To test a marker-by-treatment interaction, the situation is even more challenging. To adequately power a clinical trial to test a treatment by marker interaction can easily require two to four times the sample size required to detect a treatment effect unless there is a fairly dramatic treatment effect nearly exclusive to the biomarker-predicted benefiting subgroup. Importantly, the biomarker-defined subgroup should not be defined post hoc by exploratory analyses and then tested as though it had been pre-specified unless proper care has been taken to statistically adjust for this form of multiple testing to avoid false-positive findings. An added problem is the inaccuracy of some marker assays. If assay inaccuracies cause misclassification of patients with regard to marker status, this error will cause further reduction in the statistical power for detecting predictive marker effects. Taken together, the considerations just discussed explain why it can be so difficult to establish utility of prognostic and predictive marker tests in a statistically rigorous way when the marker-related questions are retrofitted to therapeutics trials.
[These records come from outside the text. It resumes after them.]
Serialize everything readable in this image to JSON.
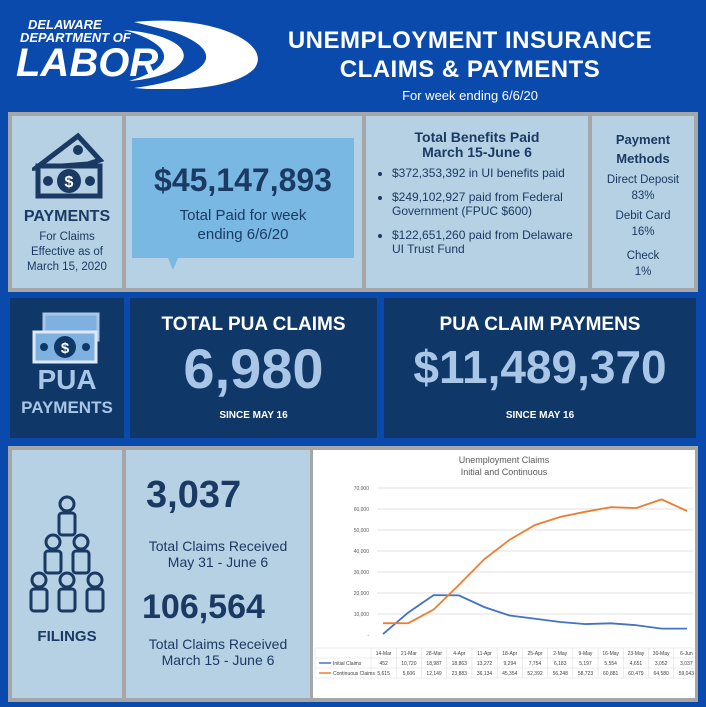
{
  "header": {
    "logo_line1": "DELAWARE",
    "logo_line2": "DEPARTMENT OF",
    "logo_line3": "LABOR",
    "title_line1": "UNEMPLOYMENT INSURANCE",
    "title_line2": "CLAIMS & PAYMENTS",
    "subtitle": "For week ending 6/6/20"
  },
  "payments": {
    "icon": "money-house-icon",
    "title": "PAYMENTS",
    "caption_lines": [
      "For Claims",
      "Effective as of",
      "March 15, 2020"
    ],
    "weekly_total": "$45,147,893",
    "weekly_caption_1": "Total Paid for week",
    "weekly_caption_2": "ending 6/6/20",
    "benefits_title_1": "Total Benefits Paid",
    "benefits_title_2": "March 15-June 6",
    "bullets": [
      "$372,353,392 in UI benefits paid",
      "$249,102,927 paid from Federal Government (FPUC $600)",
      "$122,651,260 paid from Delaware UI Trust Fund"
    ],
    "methods_title_1": "Payment",
    "methods_title_2": "Methods",
    "methods": [
      {
        "label": "Direct Deposit",
        "value": "83%"
      },
      {
        "label": "Debit Card",
        "value": "16%"
      },
      {
        "label": "Check",
        "value": "1%"
      }
    ]
  },
  "pua": {
    "icon": "money-stack-icon",
    "title": "PUA",
    "subtitle": "PAYMENTS",
    "claims_title": "TOTAL PUA CLAIMS",
    "claims_value": "6,980",
    "claims_since": "SINCE MAY 16",
    "payments_title": "PUA CLAIM PAYMENS",
    "payments_value": "$11,489,370",
    "payments_since": "SINCE MAY 16"
  },
  "filings": {
    "icon": "people-pyramid-icon",
    "title": "FILINGS",
    "week_value": "3,037",
    "week_caption_1": "Total Claims Received",
    "week_caption_2": "May 31 - June 6",
    "total_value": "106,564",
    "total_caption_1": "Total Claims Received",
    "total_caption_2": "March 15 - June 6"
  },
  "colors": {
    "initial": "#4472c4",
    "continuous": "#ed7d31",
    "navy": "#1b3a63",
    "panel": "#b6d1e4"
  },
  "chart_data": {
    "type": "line",
    "title_1": "Unemployment Claims",
    "title_2": "Initial and Continuous",
    "categories": [
      "14-Mar",
      "21-Mar",
      "28-Mar",
      "4-Apr",
      "11-Apr",
      "18-Apr",
      "25-Apr",
      "2-May",
      "9-May",
      "16-May",
      "23-May",
      "30-May",
      "6-Jun"
    ],
    "yticks": [
      "-",
      "10,000",
      "20,000",
      "30,000",
      "40,000",
      "50,000",
      "60,000",
      "70,000"
    ],
    "ylim": [
      0,
      70000
    ],
    "grid": true,
    "legend": "data-table",
    "series": [
      {
        "name": "Initial Claims",
        "color": "#4472c4",
        "values": [
          452,
          10720,
          18987,
          18863,
          13272,
          9294,
          7754,
          6183,
          5197,
          5554,
          4651,
          3052,
          3037
        ],
        "labels": [
          "452",
          "10,720",
          "18,987",
          "18,863",
          "13,272",
          "9,294",
          "7,754",
          "6,183",
          "5,197",
          "5,554",
          "4,651",
          "3,052",
          "3,037"
        ]
      },
      {
        "name": "Continuous Claims",
        "color": "#ed7d31",
        "values": [
          5615,
          5606,
          12149,
          23883,
          36134,
          45354,
          52392,
          56248,
          58723,
          60881,
          60479,
          64580,
          59043
        ],
        "labels": [
          "5,615",
          "5,606",
          "12,149",
          "23,883",
          "36,134",
          "45,354",
          "52,392",
          "56,248",
          "58,723",
          "60,881",
          "60,479",
          "64,580",
          "59,043"
        ]
      }
    ]
  }
}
If there exist no suitable treatment trials with adequate specimen collection to adequately answer an important predictive or prognostic marker question, several options remain. These are to prospectively design a trial to specifically answer the marker question, or to try to combine specimens or marker data across several completed trials. Many options have been proposed for designing trials to validate marker-based tests [
10], but such trials can be costly and currently are conducted less frequently than trials designed purely to answer a treatment question. Alternatively, combining over different marker studies might be possible, but care must be taken to select studies to represent the full spectrum of relevant studies, regardless of publication status or presence of statistically significant findings. Not only must patient characteristics and treatments be comparable in order for the studies to be combined sensibly, but the marker assays used in the different studies need to be comparable. All of these options require adequate resources, clear and unbiased reporting of studies, sharing of data, and potentially sharing of specimens.